Rathaus verliert fünf Millionen bei Banken­crash

13.04.2021 | Rathaus | 1 Kommentar

Nahezu die gesamten Erspar­nisse der Gemeinde sind bei der Insol­venz des Bremer Bank­hauses Greensill unter­ge­gangen. Seit 2019 hatte das Rathaus über zwei Drittel seiner Rück­lagen in einer Geld­an­lage konzen­triert, um dort 0,45 Prozent Zins zu ergat­tern.

Ende 2021 wird Ober­schleiß­heim wohl komplett ohne Anla­ge­ver­mögen dastehen. Bürger­meister Markus Böck (CSU) nannte die Situa­tion „äußerst fatal“, der Gemeinde würden nun „Hunger­jahre“ bevor­stehen.

Etwa 50 Kommunen sollen ihr Geld bei der Greensill-Bank ange­legt haben, um Nega­tiv­zinsen zu vermeiden. Von Juli 2019 bis August 2020 hat das Ober­schleiß­heimer Rathaus in fünf Tran­chen frei werdende Geld­an­lagen immer wieder nach Bremen trans­fe­riert, zu Zins­sätzen von 0,44 bis 0,51 Prozent.

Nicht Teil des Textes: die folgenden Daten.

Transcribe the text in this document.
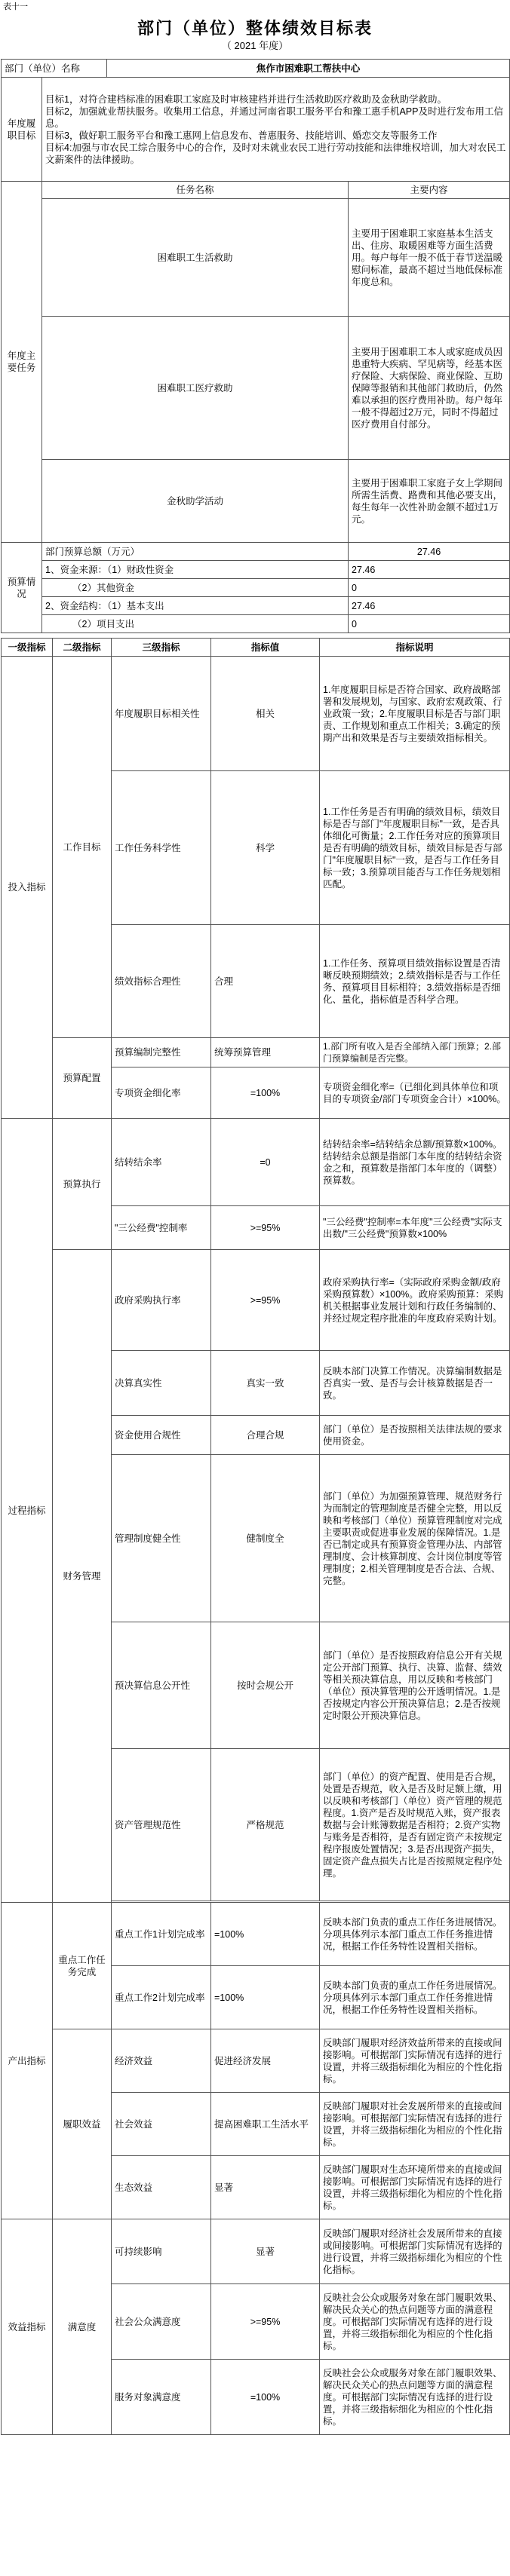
表十一
部门（单位）整体绩效目标表
（ 2021 年度）
部门（单位）名称		焦作市困难职工帮扶中心	
年度履职目标	目标1，对符合建档标准的困难职工家庭及时审核建档并进行生活救助医疗救助及金秋助学救助。
目标2，加强就业帮扶服务。收集用工信息，并通过河南省职工服务平台和豫工惠手机APP及时进行发布用工信息。
目标3，做好职工服务平台和豫工惠网上信息发布、普惠服务、技能培训、婚恋交友等服务工作
目标4:加强与市农民工综合服务中心的合作，及时对未就业农民工进行劳动技能和法律维权培训，加大对农民工文薪案件的法律援助。		
年度主要任务	任务名称		主要内容
	困难职工生活救助		主要用于困难职工家庭基本生活支出、住房、取暖困难等方面生活费用。每户每年一般不低于春节送温暖慰问标准，最高不超过当地低保标准年度总和。
	困难职工医疗救助		主要用于困难职工本人或家庭成员因患重特大疾病、罕见病等，经基本医疗保险、大病保险、商业保险、互助保障等报销和其他部门救助后，仍然难以承担的医疗费用补助。每户每年一般不得超过2万元，同时不得超过医疗费用自付部分。
	金秋助学活动		主要用于困难职工家庭子女上学期间所需生活费、路费和其他必要支出，每生每年一次性补助金额不超过1万元。
预算情况	部门预算总额（万元）		27.46
	1、资金来源：（1）财政性资金		27.46
	（2）其他资金		0
	2、资金结构：（1）基本支出		27.46
	（2）项目支出		0
一级指标	二级指标	三级指标	指标值	指标说明
投入指标	工作目标	年度履职目标相关性	相关	1.年度履职目标是否符合国家、政府战略部署和发展规划，与国家、政府宏观政策、行业政策一致；2.年度履职目标是否与部门职责、工作规划和重点工作相关；3.确定的预期产出和效果是否与主要绩效指标相关。
		工作任务科学性	科学	1.工作任务是否有明确的绩效目标，绩效目标是否与部门"年度履职目标"一致，是否具体细化可衡量；2.工作任务对应的预算项目是否有明确的绩效目标，绩效目标是否与部门"年度履职目标"一致，是否与工作任务目标一致；3.预算项目能否与工作任务规划相匹配。
		绩效指标合理性	合理	1.工作任务、预算项目绩效指标设置是否清晰反映预期绩效；2.绩效指标是否与工作任务、预算项目目标相符；3.绩效指标是否细化、量化，指标值是否科学合理。
	预算配置	预算编制完整性	统筹预算管理	1.部门所有收入是否全部纳入部门预算；2.部门预算编制是否完整。
		专项资金细化率	=100%	专项资金细化率=（已细化到具体单位和项目的专项资金/部门专项资金合计）×100%。
过程指标	预算执行	结转结余率	=0	结转结余率=结转结余总额/预算数×100%。结转结余总额是指部门本年度的结转结余资金之和，预算数是指部门本年度的（调整）预算数。
		"三公经费"控制率	>=95%	"三公经费"控制率=本年度"三公经费"实际支出数/"三公经费"预算数×100%
	财务管理	政府采购执行率	>=95%	政府采购执行率=（实际政府采购金额/政府采购预算数）×100%。政府采购预算：采购机关根据事业发展计划和行政任务编制的、并经过规定程序批准的年度政府采购计划。
		决算真实性	真实一致	反映本部门决算工作情况。决算编制数据是否真实一致、是否与会计核算数据是否一致。
		资金使用合规性	合理合规	部门（单位）是否按照相关法律法规的要求使用资金。
		管理制度健全性	健制度全	部门（单位）为加强预算管理、规范财务行为而制定的管理制度是否健全完整，用以反映和考核部门（单位）预算管理制度对完成主要职责或促进事业发展的保障情况。1.是否已制定或具有预算资金管理办法、内部管理制度、会计核算制度、会计岗位制度等管理制度；2.相关管理制度是否合法、合规、完整。
		预决算信息公开性	按时会规公开	部门（单位）是否按照政府信息公开有关规定公开部门预算、执行、决算、监督、绩效等相关预决算信息，用以反映和考核部门（单位）预决算管理的公开透明情况。1.是否按规定内容公开预决算信息；2.是否按规定时限公开预决算信息。
		资产管理规范性	严格规范	部门（单位）的资产配置、使用是否合规，处置是否规范，收入是否及时足额上缴，用以反映和考核部门（单位）资产管理的规范程度。1.资产是否及时规范入账，资产报表数据与会计账簿数据是否相符；2.资产实物与账务是否相符，是否有固定资产未按规定程序报废处置情况；3.是否出现资产损失，固定资产盘点损失占比是否按照规定程序处理。

产出指标	重点工作任务完成	重点工作1计划完成率	=100%	反映本部门负责的重点工作任务进展情况。分项具体列示本部门重点工作任务推进情况，根据工作任务特性设置相关指标。
		重点工作2计划完成率	=100%	反映本部门负责的重点工作任务进展情况。分项具体列示本部门重点工作任务推进情况，根据工作任务特性设置相关指标。
	履职效益	经济效益	促进经济发展	反映部门履职对经济效益所带来的直接或间接影响。可根据部门实际情况有选择的进行设置，并将三级指标细化为相应的个性化指标。
		社会效益	提高困难职工生活水平	反映部门履职对社会发展所带来的直接或间接影响。可根据部门实际情况有选择的进行设置，并将三级指标细化为相应的个性化指标。
		生态效益	显著	反映部门履职对生态环境所带来的直接或间接影响。可根据部门实际情况有选择的进行设置，并将三级指标细化为相应的个性化指标。
效益指标	满意度	可持续影响	显著	反映部门履职对经济社会发展所带来的直接或间接影响。可根据部门实际情况有选择的进行设置，并将三级指标细化为相应的个性化指标。
		社会公众满意度	>=95%	反映社会公众或服务对象在部门履职效果、解决民众关心的热点问题等方面的满意程度。可根据部门实际情况有选择的进行设置，并将三级指标细化为相应的个性化指标。
		服务对象满意度	=100%	反映社会公众或服务对象在部门履职效果、解决民众关心的热点问题等方面的满意程度。可根据部门实际情况有选择的进行设置，并将三级指标细化为相应的个性化指标。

Anfang März stellte die bundes­deut­sche Finanz­auf­sicht den Zahlungs­ver­kehr der Bremer Tochter einer austra­lisch-briti­schen Mutter­ge­sell­schaft ein, Mitte März wurde das Insol­venz­ver­fahren eröffnet, zudem wurde Straf­an­zeige wegen des Verdachts auf Bilanz­ma­ni­pu­la­tion gestellt.

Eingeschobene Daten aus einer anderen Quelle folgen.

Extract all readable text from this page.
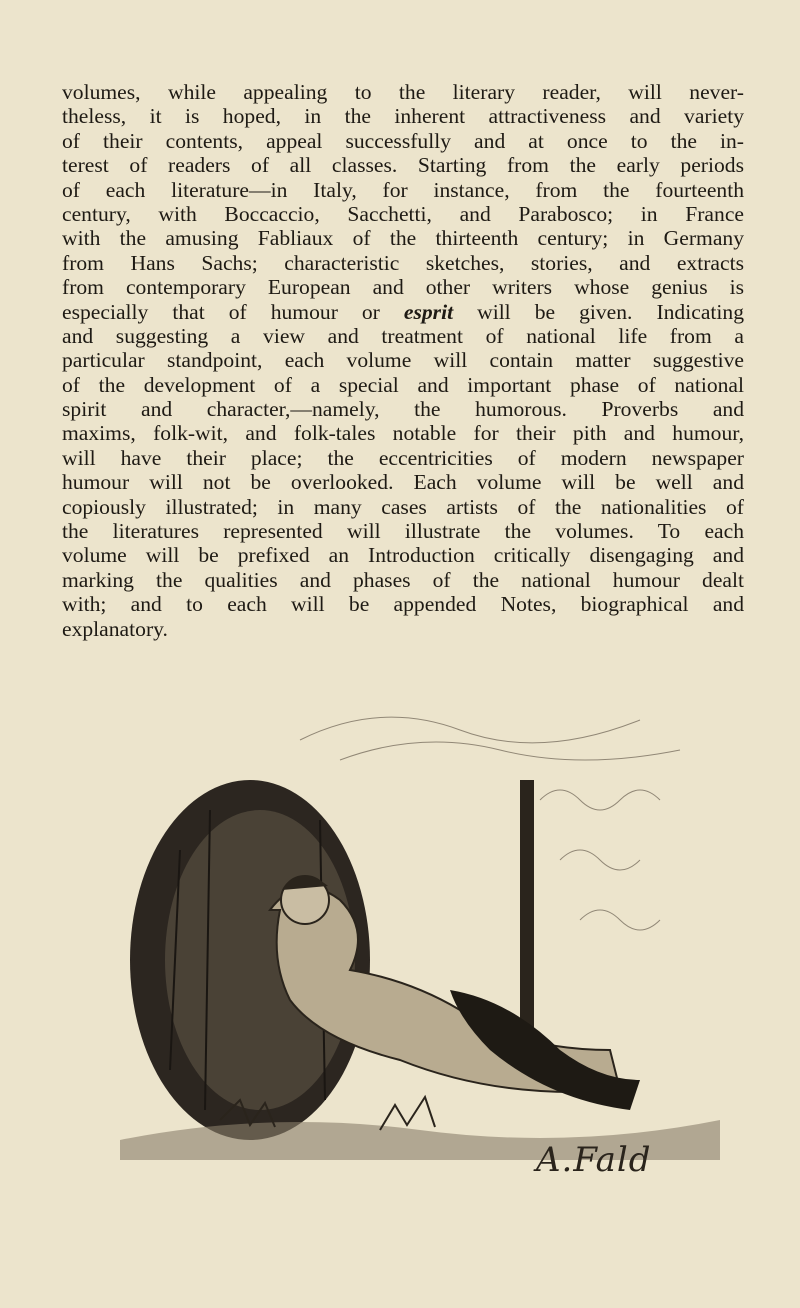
volumes, while appealing to the literary reader, will never-
theless, it is hoped, in the inherent attractiveness and variety
of their contents, appeal successfully and at once to the in-
terest of readers of all classes. Starting from the early periods
of each literature—in Italy, for instance, from the fourteenth
century, with Boccaccio, Sacchetti, and Parabosco; in France
with the amusing Fabliaux of the thirteenth century; in Germany
from Hans Sachs; characteristic sketches, stories, and extracts
from contemporary European and other writers whose genius is
especially that of humour or esprit will be given. Indicating
and suggesting a view and treatment of national life from a
particular standpoint, each volume will contain matter suggestive
of the development of a special and important phase of national
spirit and character,—namely, the humorous. Proverbs and
maxims, folk-wit, and folk-tales notable for their pith and humour,
will have their place; the eccentricities of modern newspaper
humour will not be overlooked. Each volume will be well and
copiously illustrated; in many cases artists of the nationalities of
the literatures represented will illustrate the volumes. To each
volume will be prefixed an Introduction critically disengaging and
marking the qualities and phases of the national humour dealt
with; and to each will be appended Notes, biographical and
explanatory.
A.Fald
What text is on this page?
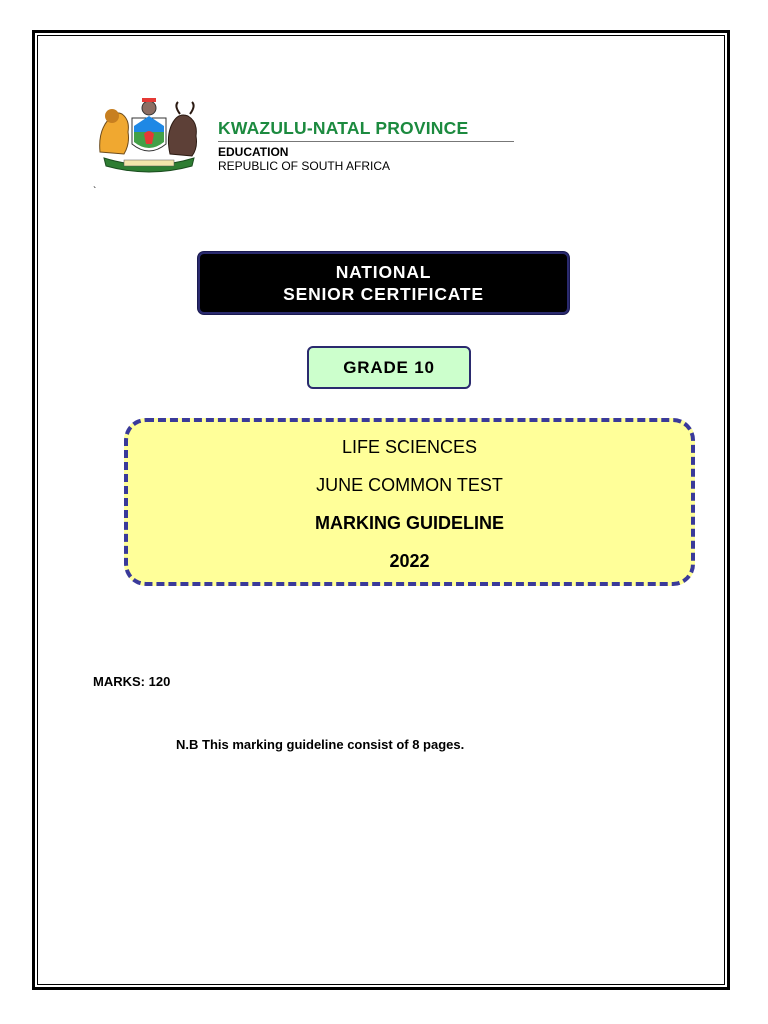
KWAZULU-NATAL PROVINCE
EDUCATION
REPUBLIC OF SOUTH AFRICA
`
NATIONAL
SENIOR CERTIFICATE
GRADE 10
LIFE SCIENCES
JUNE COMMON TEST
MARKING GUIDELINE
2022
MARKS: 120
N.B This marking guideline consist of 8 pages.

Die Gemeinde hat nach Darstel­lung Böcks wohl zunächst die Rechts­auf­sicht im Land­ratsamt infor­miert, dann setzte der Bürger­meister die Gemein­de­rats­frak­tionen in Kenntnis. Bei der Sitzung des Finanz­aus­schusses des Gemein­de­rats am Dienstag machte er das Malheur dann publik.

“Blöd gelaufen”

Ob man Chancen habe, etwas Geld wieder­zu­sehen, stehe „in den Sternen“, sagte er dabei. Mindes­tens ist zu erwarten, dass sich die dies­be­züg­li­chen Verhand­lungen über Jahre hinziehen werden.

Böck versi­cherte dem Ausschuss, die Anlage habe zum Zeit­punkt der Abschlüsse „völlig seriös“ gewirkt. Die Bank habe beste Ratings vorge­wiesen und man habe zu „völlig markt­üb­li­chen Zins­sätzen“ ange­legt und „in keinster Weise speku­lativ“. Es sei „nicht wirk­lich was falsch gemacht worden, nur blöd gelaufen“.

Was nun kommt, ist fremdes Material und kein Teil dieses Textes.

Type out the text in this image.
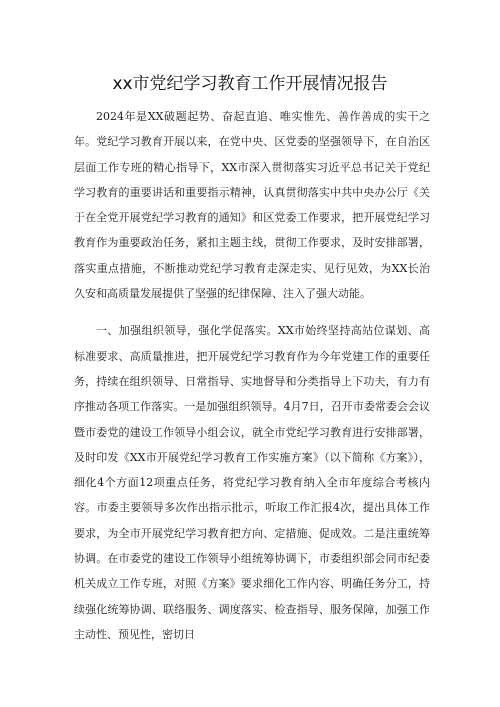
xx市党纪学习教育工作开展情况报告

2024年是XX破题起势、奋起直追、唯实惟先、善作善成的实干之年。党纪学习教育开展以来，在党中央、区党委的坚强领导下，在自治区层面工作专班的精心指导下，XX市深入贯彻落实习近平总书记关于党纪学习教育的重要讲话和重要指示精神，认真贯彻落实中共中央办公厅《关于在全党开展党纪学习教育的通知》和区党委工作要求，把开展党纪学习教育作为重要政治任务，紧扣主题主线，贯彻工作要求，及时安排部署，落实重点措施，不断推动党纪学习教育走深走实、见行见效，为XX长治久安和高质量发展提供了坚强的纪律保障、注入了强大动能。

一、加强组织领导，强化学促落实。XX市始终坚持高站位谋划、高标准要求、高质量推进，把开展党纪学习教育作为今年党建工作的重要任务，持续在组织领导、日常指导、实地督导和分类指导上下功夫，有力有序推动各项工作落实。一是加强组织领导。4月7日，召开市委常委会会议暨市委党的建设工作领导小组会议，就全市党纪学习教育进行安排部署，及时印发《XX市开展党纪学习教育工作实施方案》（以下简称《方案》），细化4个方面12项重点任务，将党纪学习教育纳入全市年度综合考核内容。市委主要领导多次作出指示批示，听取工作汇报4次，提出具体工作要求，为全市开展党纪学习教育把方向、定措施、促成效。二是注重统筹协调。在市委党的建设工作领导小组统筹协调下，市委组织部会同市纪委机关成立工作专班，对照《方案》要求细化工作内容、明确任务分工，持续强化统筹协调、联络服务、调度落实、检查指导、服务保障，加强工作主动性、预见性，密切日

Für die Anlage hatte sich der dama­lige Bürger­meister Chris­tian Kuch­l­bauer (FW) zusammen mit der Gemein­de­käm­merei entschieden. Der Gemein­derat war offenbar nicht invol­viert, hatte sich ande­rer­seits aber wohl auch nie darum geküm­mert. Die jüngsten beiden der fünf Anlage-Tran­chen unter­zeich­nete bereits Böck.

Jetzt sagte er, es sei „glas­klar, dass sich was ändern muss“ in der Anla­ge­praxis der Gemeinde. Er werde „eine Art Richt­linie“ zur Geld­an­lage vorlegen.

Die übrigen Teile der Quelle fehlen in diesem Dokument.